01
カーテンの外が薄暗くなった頃、僕は目覚めた。熱におかされていたためか、ここ数日の記憶が断片的であいまいだった。ベッドからはい出して部屋の明かりをつけずに、手探りでパソコンのプラグをコンセントに差し込んだ。ハードデスクの奏でるキーンという音が、静まり返った部屋にこだました。ブラウザーのお気に入りから、引きこもりが集う掲示板、通称『小森の巣』をディスプレーに表示した。
「良かった。まだある」
僕は眠っている間に書き込まれた書き込みをチェックしようとして慌てた。
118(イイヤ)、447(ヨシナ)、113(ヒトミ)、774(ナナシ)、910(クドウ)。誰もいなくなっている。3日前まではまだ僕を含めて六人残っていたのに。
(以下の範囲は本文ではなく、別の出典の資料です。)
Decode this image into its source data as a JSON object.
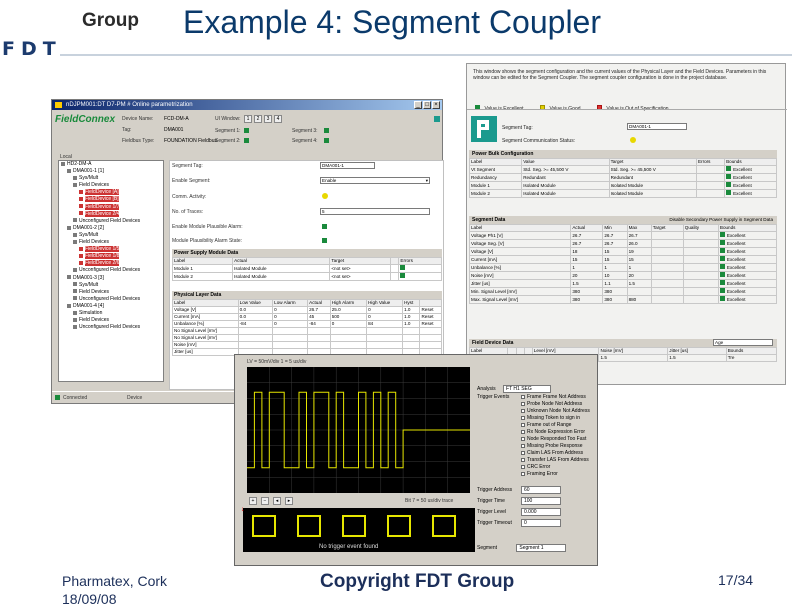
{
  "slide": {
    "brand_group": "Group",
    "brand_logo_text": "FDT",
    "title": "Example 4: Segment Coupler",
    "footer_location": "Pharmatex, Cork",
    "footer_date": "18/09/08",
    "footer_copyright": "Copyright FDT Group",
    "page": "17/34"
  },
  "colors": {
    "title": "#0b3a6b",
    "footer": "#1c2f5a",
    "fieldconnex_green": "#1a8a3c",
    "pf_teal": "#1b9a8e",
    "scope_trace": "#e6e600"
  },
  "window_a": {
    "title": "nDJPM001:DT D7-PM # Online parametrization",
    "logo": "FieldConnex",
    "header": {
      "device_name_label": "Device Name:",
      "device_name_value": "FCD-DM-A",
      "tag_label": "Tag:",
      "tag_value": "DMA001",
      "fieldbus_type_label": "Fieldbus Type:",
      "fieldbus_type_value": "FOUNDATION Fieldbus",
      "ui_window_label": "UI Window:",
      "segment_labels": [
        "Segment 1:",
        "Segment 2:",
        "Segment 3:",
        "Segment 4:"
      ],
      "tabs": [
        "1",
        "2",
        "3",
        "4"
      ]
    },
    "tree_label": "Local",
    "tree": [
      "HD2-DM-A",
      "DMA001-1 [1]",
      "Sys/Mult",
      "Field Devices",
      "FieldDevice [A]",
      "FieldDevice [B]",
      "FieldDevice 1/7",
      "FieldDevice 2/4",
      "Unconfigured Field Devices",
      "DMA001-2 [2]",
      "Sys/Mult",
      "Field Devices",
      "FieldDevice 1/5",
      "FieldDevice 1/8",
      "FieldDevice 2/6",
      "Unconfigured Field Devices",
      "DMA001-3 [3]",
      "Sys/Mult",
      "Field Devices",
      "Unconfigured Field Devices",
      "DMA001-4 [4]",
      "Simulation",
      "Field Devices",
      "Unconfigured Field Devices"
    ],
    "form": {
      "segment_tag_label": "Segment Tag:",
      "segment_tag_value": "DMA001-1",
      "enable_segment_label": "Enable Segment:",
      "enable_segment_value": "Enable",
      "comm_label": "Comm. Activity:",
      "no_of_traces_label": "No. of Traces:",
      "no_of_traces_value": "5",
      "enable_module_label": "Enable Module Plausible Alarm:",
      "module_plausibility_label": "Module Plausibility Alarm State:",
      "psu_section": "Power Supply Module Data",
      "psu_headers": [
        "Label",
        "Actual",
        "Target",
        "",
        "Errors"
      ],
      "psu_rows": [
        [
          "Module 1",
          "Isolated Module",
          "<not set>"
        ],
        [
          "Module 2",
          "Isolated Module",
          "<not set>"
        ]
      ],
      "pl_section": "Physical Layer Data",
      "pl_headers": [
        "Label",
        "Low Value",
        "Low Alarm",
        "Actual",
        "High Alarm",
        "High Value",
        "Hyst",
        ""
      ],
      "pl_rows": [
        [
          "Voltage [V]",
          "0.0",
          "0",
          "26.7",
          "25.0",
          "0",
          "1.0",
          "Reset"
        ],
        [
          "Current [mA]",
          "0.0",
          "0",
          "45",
          "500",
          "0",
          "1.0",
          "Reset"
        ],
        [
          "Unbalance [%]",
          "-84",
          "0",
          "-84",
          "0",
          "84",
          "1.0",
          "Reset"
        ],
        [
          "No Signal Level [mV]",
          "",
          "",
          "",
          "",
          "",
          "",
          ""
        ],
        [
          "No Signal Level [mV]",
          "",
          "",
          "",
          "",
          "",
          "",
          ""
        ],
        [
          "Noise [mV]",
          "",
          "",
          "",
          "",
          "",
          "",
          ""
        ],
        [
          "Jitter [us]",
          "",
          "",
          "",
          "",
          "",
          "",
          ""
        ]
      ]
    },
    "status": {
      "left": "Connected",
      "right": "Device"
    }
  },
  "window_b": {
    "intro": "This window shows the segment configuration and the current values of the Physical Layer and the Field Devices. Parameters in this window can be edited for the Segment Coupler. The segment coupler configuration is done in the project database.",
    "legend": [
      "Value is Excellent",
      "Value is Good",
      "Value is Out of Specification"
    ],
    "segment_tag_label": "Segment Tag:",
    "segment_tag_value": "DMA001-1",
    "segment_comm_label": "Segment Communication Status:",
    "psu_config_section": "Power Bulk Configuration",
    "psu_config_headers": [
      "Label",
      "Value",
      "Target",
      "Errors",
      "Bounds"
    ],
    "psu_config_rows": [
      [
        "Vt Segment",
        "Std. Seg. >= 45,500 V",
        "Std. Seg. >= 45,500 V",
        "",
        "Excellent"
      ],
      [
        "Redundancy",
        "Redundant",
        "Redundant",
        "",
        "Excellent"
      ],
      [
        "Module 1",
        "Isolated Module",
        "Isolated Module",
        "",
        "Excellent"
      ],
      [
        "Module 2",
        "Isolated Module",
        "Isolated Module",
        "",
        "Excellent"
      ]
    ],
    "segment_data_section": "Segment Data",
    "segment_data_note": "Disable Secondary Power Supply in Segment Data",
    "segment_data_headers": [
      "Label",
      "Actual",
      "Min",
      "Max",
      "Target",
      "Quality",
      "Bounds"
    ],
    "segment_data_rows": [
      [
        "Voltage Ph1 [V]",
        "26.7",
        "26.7",
        "26.7",
        "",
        "",
        "Excellent"
      ],
      [
        "Voltage Seg. [V]",
        "26.7",
        "26.7",
        "26.0",
        "",
        "",
        "Excellent"
      ],
      [
        "Voltage [V]",
        "18",
        "15",
        "19",
        "",
        "",
        "Excellent"
      ],
      [
        "Current [mA]",
        "15",
        "15",
        "15",
        "",
        "",
        "Excellent"
      ],
      [
        "Unbalance [%]",
        "1",
        "1",
        "1",
        "",
        "",
        "Excellent"
      ],
      [
        "Noise [mV]",
        "20",
        "10",
        "20",
        "",
        "",
        "Excellent"
      ],
      [
        "Jitter [us]",
        "1.5",
        "1.1",
        "1.5",
        "",
        "",
        "Excellent"
      ],
      [
        "Min. Signal Level [mV]",
        "380",
        "380",
        "",
        "",
        "",
        "Excellent"
      ],
      [
        "Max. Signal Level [mV]",
        "380",
        "380",
        "880",
        "",
        "",
        "Excellent"
      ]
    ],
    "field_device_section": "Field Device Data",
    "field_device_select": "Age",
    "field_device_headers": [
      "Label",
      "",
      "",
      "",
      "Level [mV]",
      "Noise [mV]",
      "Jitter [us]",
      "Bounds"
    ],
    "field_device_rows": [
      [
        "5",
        "",
        "",
        "",
        "380",
        "1.5",
        "1.5",
        "Tre"
      ]
    ]
  },
  "scope": {
    "title": "LV = 50mV/div 1 = 5 us/div",
    "bottom_readout": "Bit 7 = 50 us/div trace",
    "bottom_caption": "No trigger event found",
    "analysis_label": "Analysis",
    "analysis_value": "FT H1 SEG",
    "trigger_events_label": "Trigger Events",
    "trigger_options": [
      "Frame Frame Not Address",
      "Probe Node Not Address",
      "Unknown Node Not Address",
      "Missing Token to sign in",
      "Frame out of Range",
      "Rx Node Expression Error",
      "Node Responded Too Fast",
      "Missing Probe Response",
      "Claim LAS From Address",
      "Transfer LAS From Address",
      "CRC Error",
      "Framing Error"
    ],
    "trigger_address_label": "Trigger Address",
    "trigger_address_value": "60",
    "trigger_time_label": "Trigger Time",
    "trigger_time_value": "100",
    "trigger_level_label": "Trigger Level",
    "trigger_level_value": "0.000",
    "trigger_timeout_label": "Trigger Timeout",
    "trigger_timeout_value": "0",
    "segment_label": "Segment",
    "segment_value": "Segment 1",
    "waveform": [
      0.2,
      0.8,
      0.2,
      0.8,
      0.8,
      0.2,
      0.2,
      0.8,
      0.2,
      0.8,
      0.8,
      0.2,
      0.8,
      0.2,
      0.2,
      0.8,
      0.2,
      0.8,
      0.2,
      0.8,
      0.2,
      0.5,
      0.5,
      0.5,
      0.5,
      0.5,
      0.5,
      0.5,
      0.5,
      0.5
    ]
  }
}
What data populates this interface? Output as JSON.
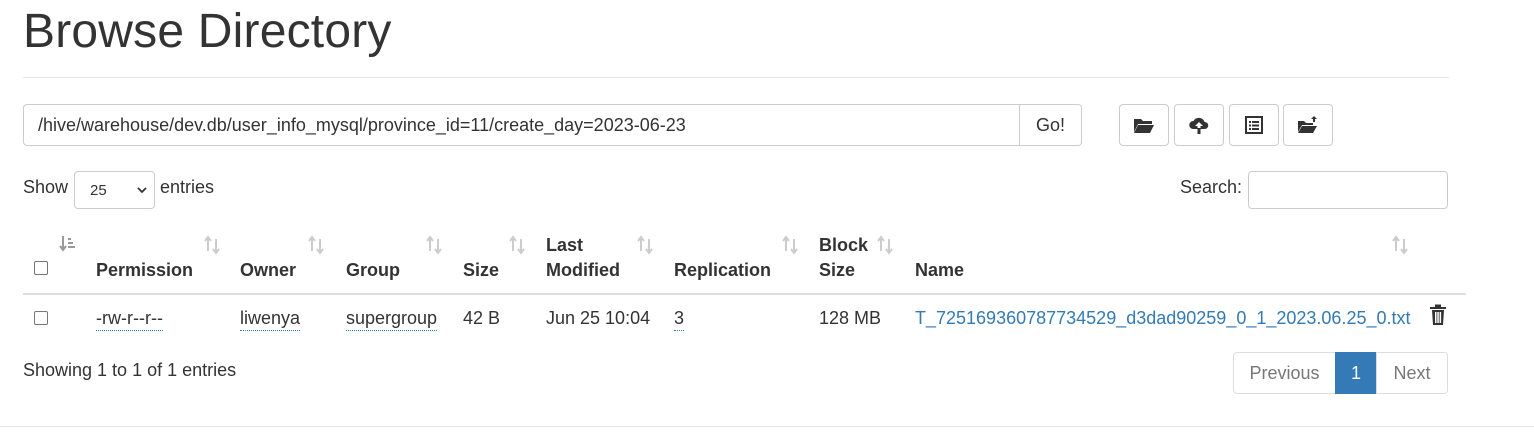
{
  "page": {
    "title": "Browse Directory"
  },
  "path_bar": {
    "value": "/hive/warehouse/dev.db/user_info_mysql/province_id=11/create_day=2023-06-23",
    "go_label": "Go!"
  },
  "toolbar": {
    "buttons": [
      {
        "icon": "folder-open-icon"
      },
      {
        "icon": "cloud-upload-icon"
      },
      {
        "icon": "list-alt-icon"
      },
      {
        "icon": "folder-upload-icon"
      }
    ]
  },
  "length_control": {
    "show_label": "Show",
    "selected": "25",
    "entries_label": "entries"
  },
  "search": {
    "label": "Search:",
    "value": ""
  },
  "table": {
    "columns": {
      "permission": "Permission",
      "owner": "Owner",
      "group": "Group",
      "size": "Size",
      "last_modified_1": "Last",
      "last_modified_2": "Modified",
      "replication": "Replication",
      "block_size_1": "Block",
      "block_size_2": "Size",
      "name": "Name"
    },
    "rows": [
      {
        "permission": "-rw-r--r--",
        "owner": "liwenya",
        "group": "supergroup",
        "size": "42 B",
        "last_modified": "Jun 25 10:04",
        "replication": "3",
        "block_size": "128 MB",
        "name": "T_725169360787734529_d3dad90259_0_1_2023.06.25_0.txt"
      }
    ]
  },
  "footer": {
    "info": "Showing 1 to 1 of 1 entries",
    "pagination": {
      "previous": "Previous",
      "current": "1",
      "next": "Next"
    }
  },
  "colors": {
    "link": "#337ab7",
    "border": "#cccccc",
    "text": "#333333"
  }
}
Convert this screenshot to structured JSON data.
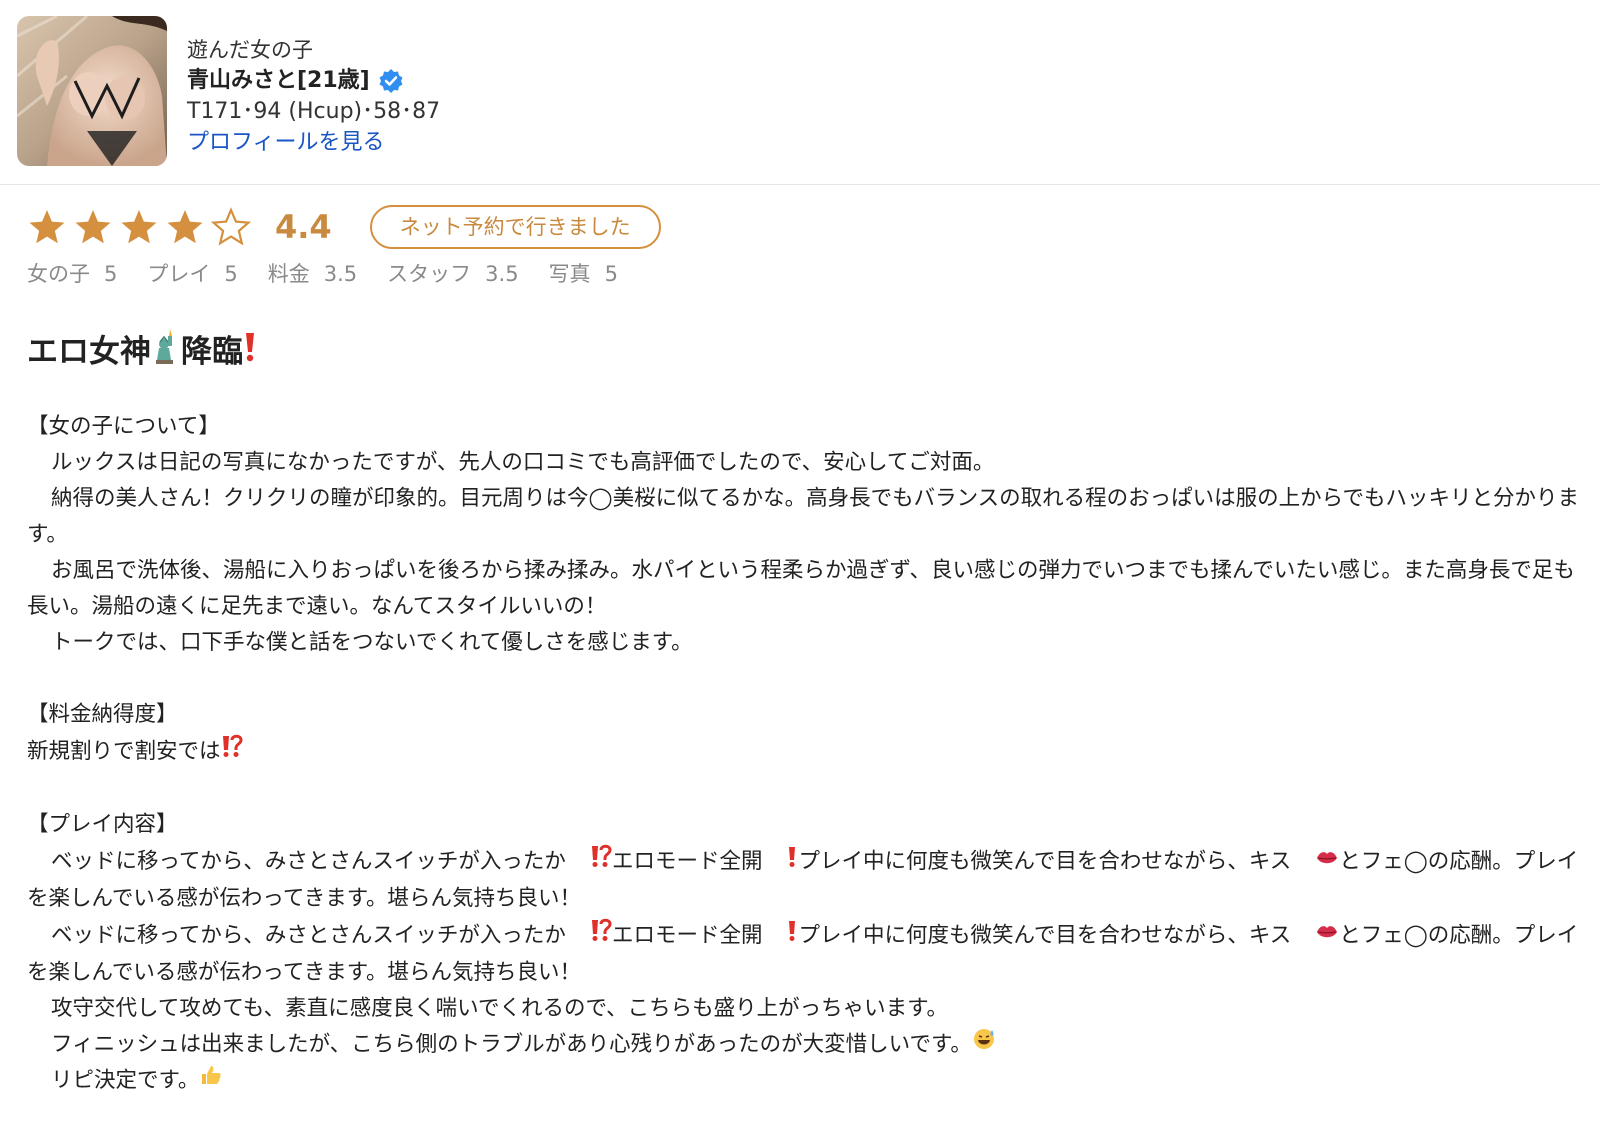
{
  "header": {
    "label": "遊んだ女の子",
    "name": "青山みさと[21歳]",
    "stats": "T171･94 (Hcup)･58･87",
    "profile_link": "プロフィールを見る"
  },
  "rating": {
    "score": "4.4",
    "stars": 4.4,
    "max_stars": 5,
    "badge": "ネット予約で行きました",
    "star_color": "#d4903f",
    "subratings": [
      {
        "label": "女の子",
        "value": "5"
      },
      {
        "label": "プレイ",
        "value": "5"
      },
      {
        "label": "料金",
        "value": "3.5"
      },
      {
        "label": "スタッフ",
        "value": "3.5"
      },
      {
        "label": "写真",
        "value": "5"
      }
    ]
  },
  "review": {
    "title_a": "エロ女神",
    "title_b": "降臨",
    "title_emoji_1": "statue-of-liberty-icon",
    "title_emoji_2": "exclamation-icon",
    "s1_head": "【女の子について】",
    "s1_p1": "ルックスは日記の写真になかったですが、先人の口コミでも高評価でしたので、安心してご対面。",
    "s1_p2": "納得の美人さん！クリクリの瞳が印象的。目元周りは今◯美桜に似てるかな。高身長でもバランスの取れる程のおっぱいは服の上からでもハッキリと分かります。",
    "s1_p3": "お風呂で洗体後、湯船に入りおっぱいを後ろから揉み揉み。水パイという程柔らか過ぎず、良い感じの弾力でいつまでも揉んでいたい感じ。また高身長で足も長い。湯船の遠くに足先まで遠い。なんてスタイルいいの！",
    "s1_p4": "トークでは、口下手な僕と話をつないでくれて優しさを感じます。",
    "s2_head": "【料金納得度】",
    "s2_p1": "新規割りで割安では",
    "s3_head": "【プレイ内容】",
    "s3_p1a": "ベッドに移ってから、みさとさんスイッチが入ったか",
    "s3_p1b": "エロモード全開",
    "s3_p1c": "プレイ中に何度も微笑んで目を合わせながら、キス",
    "s3_p1d": "とフェ◯の応酬。プレイを楽しんでいる感が伝わってきます。堪らん気持ち良い！",
    "s3_p3": "攻守交代して攻めても、素直に感度良く喘いでくれるので、こちらも盛り上がっちゃいます。",
    "s3_p4": "フィニッシュは出来ましたが、こちら側のトラブルがあり心残りがあったのが大変惜しいです。",
    "s3_p5": "リピ決定です。"
  }
}
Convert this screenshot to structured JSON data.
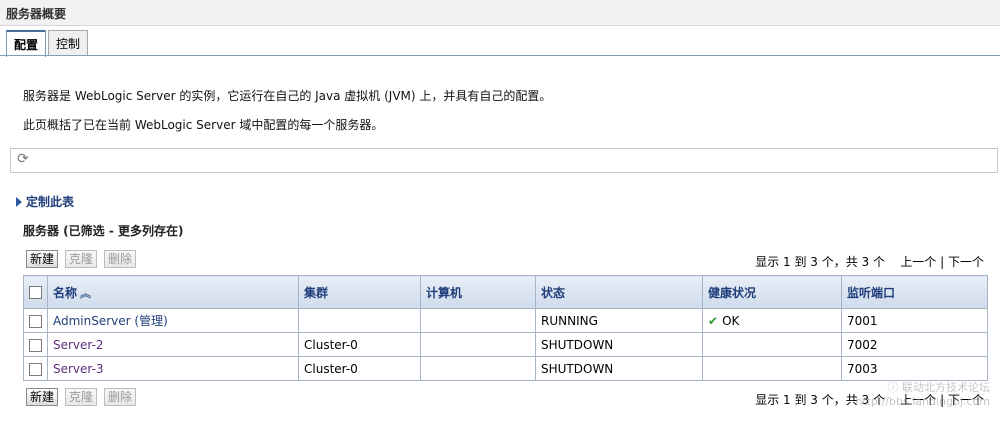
{
  "page": {
    "title": "服务器概要"
  },
  "tabs": [
    {
      "label": "配置",
      "active": true
    },
    {
      "label": "控制",
      "active": false
    }
  ],
  "description": {
    "line1": "服务器是 WebLogic Server 的实例，它运行在自己的 Java 虚拟机 (JVM) 上，并具有自己的配置。",
    "line2": "此页概括了已在当前 WebLogic Server 域中配置的每一个服务器。"
  },
  "toolbar": {
    "refresh_icon": "refresh-icon"
  },
  "customize": {
    "label": "定制此表"
  },
  "table": {
    "title": "服务器 (已筛选 - 更多列存在)",
    "buttons": {
      "new": "新建",
      "clone": "克隆",
      "delete": "删除"
    },
    "pager": {
      "summary": "显示 1 到 3 个，共 3 个",
      "prev": "上一个",
      "separator": "|",
      "next": "下一个"
    },
    "columns": {
      "name": "名称",
      "cluster": "集群",
      "machine": "计算机",
      "state": "状态",
      "health": "健康状况",
      "port": "监听端口"
    },
    "rows": [
      {
        "name": "AdminServer (管理)",
        "cluster": "",
        "machine": "",
        "state": "RUNNING",
        "health": "OK",
        "port": "7001"
      },
      {
        "name": "Server-2",
        "cluster": "Cluster-0",
        "machine": "",
        "state": "SHUTDOWN",
        "health": "",
        "port": "7002"
      },
      {
        "name": "Server-3",
        "cluster": "Cluster-0",
        "machine": "",
        "state": "SHUTDOWN",
        "health": "",
        "port": "7003"
      }
    ]
  },
  "watermark": {
    "line1": "ⓘ 联动北方技术论坛",
    "line2": "http://bbs.landingbj.com"
  }
}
急に喉の渇きを覚えた。ベッド脇の小型冷蔵庫からコーラのペットボトルを取り出した。急いでラッパ飲みしてむせ返った。せきがおさまると震える手でキーボードをたたいた。
184(イヤシ):誰かいませんか。
少しして返事が打ち込まれた。
113:お話ができる人がいて良かった。
僕は叫び回りたいくらいうれしくなった。
184:残りのみんなはいってしまったのですか。
113:丸一日、だれも訪れてません。恐らくそうかと。
「小森の巣」では、皆が数字のハンドルネームで呼び合っていた。
118も、447も、113も、774も、910も名前や年齢はおろか性別すらはっきりとしなかった。それでも引きこもりの僕にとっては、この掲示板が外界とつながる唯一の世界で、彼らは大切な仲間だった。一時は百人を超える大所帯だったこともあった。リアルの世界で生きている人が掲示板を荒らしたときは、皆が団結して撃退した。その話は僕らの中で伝説となった。
一月ほど前に新型のインフルエンザが流行って死者が出ていることがテレビニュースで報じられた。
「引きこもりは感染しない」
「リアル社会との接触を避けた選択は正しい」
「ついに、われわれの時代が訪れた」
「世界は僕たちのものになる」
と少々不謹慎な話題で一晩中盛り上がった。
しかし、事態は僕たちの想像をはるかにこえて進展した。半月もたたずに世界人口の半数以上が失われ、社会は完全に崩壊した。当初は新型インフルエンザ対策や死者数を伝えていたニュース番組も、次第に暴動や略奪、放火や集団自殺を報じるようになった。恐らく報道側の感染者も増えたのだろう。一週間ほど前に、テレビは祈りをささげるビデオを何度も繰り返し流した揚げ句に沈黙した。